Minggu, 29 Mei 2011

Analisis Situasi Guru Kimia

Dituangkan dalam  IbM Guru Kimia
oleh UNDIKSHA Singaraja

Percepatan arus informasi, serta perkembangan ilmu pengetahuan dan teknologi yang sangat dasyat, dibutuhkan kesiapan sumber daya manusia (SDM) yang handal dan berkualitas. Untuk dapat meningkatkan sumber daya manusia  yang berkualitas diperlukan usaha yang efektif dan efisien. Salah satu cara penting dan ampuh adalah melalui pendidikan.

Pada hakikatnya, pendidikan adalah suatu usaha penyiapan subjek didik untuk menghadapi lingkungan hidup yang selalu mengalami perubahan yang semakin pesat. Pendidikan juga merupakan kiat dalam menerapkan prinsip-prinsip ilmu pengetahuan dan teknologi bagi pembentukan manusia seutuhnya (Raka Joni, 1983: 57). Hal ini sejalan dengan tujuan pendidikan nasional yang tertuang dalam Undang-Undang No. 20 Tahun 2003 (Sisdiknas, Pasal 3),  yakni   berkembangnya potensi peserta didik agar menjadi manusia yang beriman dan bertakwa kepada Tuhan Yang Maha Esa, berakhlak mulia, sehat, berilmu, cakap, kreatif, mandiri, dan menjadi warga negara yang demokratis serta bertanggung jawab (UU Sisdiknas Nomor 20/2003). Dengan demikian, melalui pendidikan diharapkan dapat meningkatkan kualitas kehidupan pribadi maupun masyarakat, serta mampu menghasilkan sumber daya manusia yang berkualitas dan profesional. Dengan kata lain, pendidikan harus mampu menghasilkan lulusan yang mampu berpikir global (think globally), dan mampu bertindak lokal (act loccaly), serta dilandasi oleh akhlak yang mulia (Mulyasa, 2007: 4)
Namun pendidikan di Indonesia saat ini masih menjadi sorotan berbagai pihak. Umumnya memberikan berbagai komentar miring terhadap kebijakan yang diambil mulai dari kurikulum yang selalu berubah, sarana dan prasarana yang kurang memadai, hingga rendahnya mutu guru yang berimplikasi pada rendahnya hasil belajar peserta didik. Rendahnya mutu guru karena faktor kondisi yang masih mismatch dalam hal penempatan guru yang tidak merata, dan kualifikasi pendidikan guru yang tidak berkelayakan untuk mengajar mata pelajaran yang tidak sesuai dengan bidang keahliannya (Supriadi, 2003: 74).
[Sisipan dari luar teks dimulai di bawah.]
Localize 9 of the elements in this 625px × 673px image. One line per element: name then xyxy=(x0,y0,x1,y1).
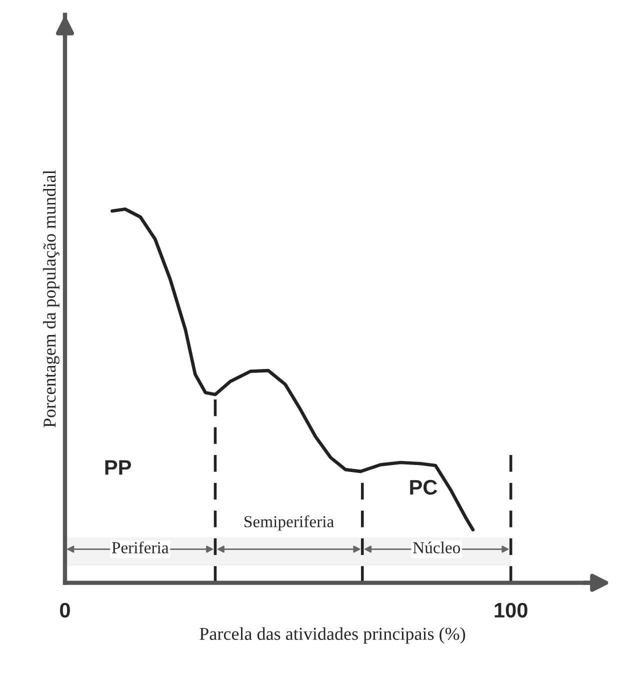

Di samping itu, berbagai permasalahan kontroversial seperti hasil ujian akhir nasional, disatu sisi tercapai tingkat kelulusan yang sangat tinggi dan disatu sisi tercapai hasil kelulusan yang sangat rendah. Hal ini semakin menambah kesenjangan dunia pendidikan. Walaupun di lain pihak, ada secercah harapan yang mampu membuat bangga prestasi dunia pendidikan di Indonesia, misalnya prestasi siswa-siswi dalam ajang olimpiade sains tingkat Internasional, tetapi itu belum menggambarkan prestasi secara nasional. Kesenjangan wawasan dan mutu pembelajaran antar wilayah bukan semata karena fasilitas pembelajaran, tetapi yang tidak kalah penting adalah kesenjangan kompetensi guru untuk menyederhanakan konsep-konsep sains dalam pembelajaran (Sarman, 2007: 1).
Rendahnya hasil belajar kimia siswa, juga terjadi pada siswa SMA Negeri 1 Busungbiu, Kecamatan Busungbiu, Kabupaten Buleleng, Provinsi Bali. Berdasarkan hasil telaah dokumentasi, didapatkan bahwa hasil belajar kimia siswa kelas X pada  SMA Negeri 1 Busungbiu, ditinjau dari hasil evaluasi akhir semester disajikan dalam Tabel 1.1 sebagai berikut.
 Tabel 1.1 Rerata Nilai Evaluasi Akhir Semester (EAS) Mata            
                Pelajaran Kimia Siswa Kelas X pada SMA Negeri 1Busungbiu

Semester
Tahun Pelajaran
2006/2007
2007/2008
1
54,47
52,55
2
58,64
56,35
Rerata
56,56
54,45
(Sumber: TU SMA Negeri 1 Busungbiu )
Dari hasil telaah dokumentasi tersebut, dapat dijelaskan bahwa ada kecendrungan terjadinya penurunan hasil belajar siswa pada mata pelajaran kimia.
Berdasarkan hasil observasi dan diskusi peneliti pada tanggal 10 september 2008 dengan guru-guru kimia yang mengajar di SMA Negeri 1 Busungbiu, ditemukan bahwa beberapa hal yang menyebabkan rendahnya hasil belajar siswa pada mata pelajaran kimia, antara lain (1) kemampuan awal siswa relatif rendah yang terlihat dari rendahnya rerata nilai hasil ujian akhir SMP kelompok MIPA, (2) siswa relatif sulit memahami konsep yang bersifat mikroskopis, karena kemampuan analisisnya rata-rata relatif rendah, (3) siswa tidak banyak mempersiapkan diri sebelum pembelajaran dimulai, walaupun materi yang akan dibahas sudah diinformasikan sebelumnya, (4) aktivitas siswa dalam proses pembelajaran sangat rendah, dan hanya didominasi oleh siswa pintar saja,  dan (5) siswa belum mampu menyelesaikan permasalahan yang berkaitan langsung dengan kehidupan nyata sehari-hari, (6) pola  pembelajaran yang diterapkan guru masih bersifat konvensional (metode ceramah, diskusi).  Oleh karena itu, masih diperlukan berbagai upaya nyata, seperti penerapan model pembelajaran yang tepat untuk meningkatkan kualitas proses pembelajaran dan hasil belajar siswa pada mata pelajaran kimia.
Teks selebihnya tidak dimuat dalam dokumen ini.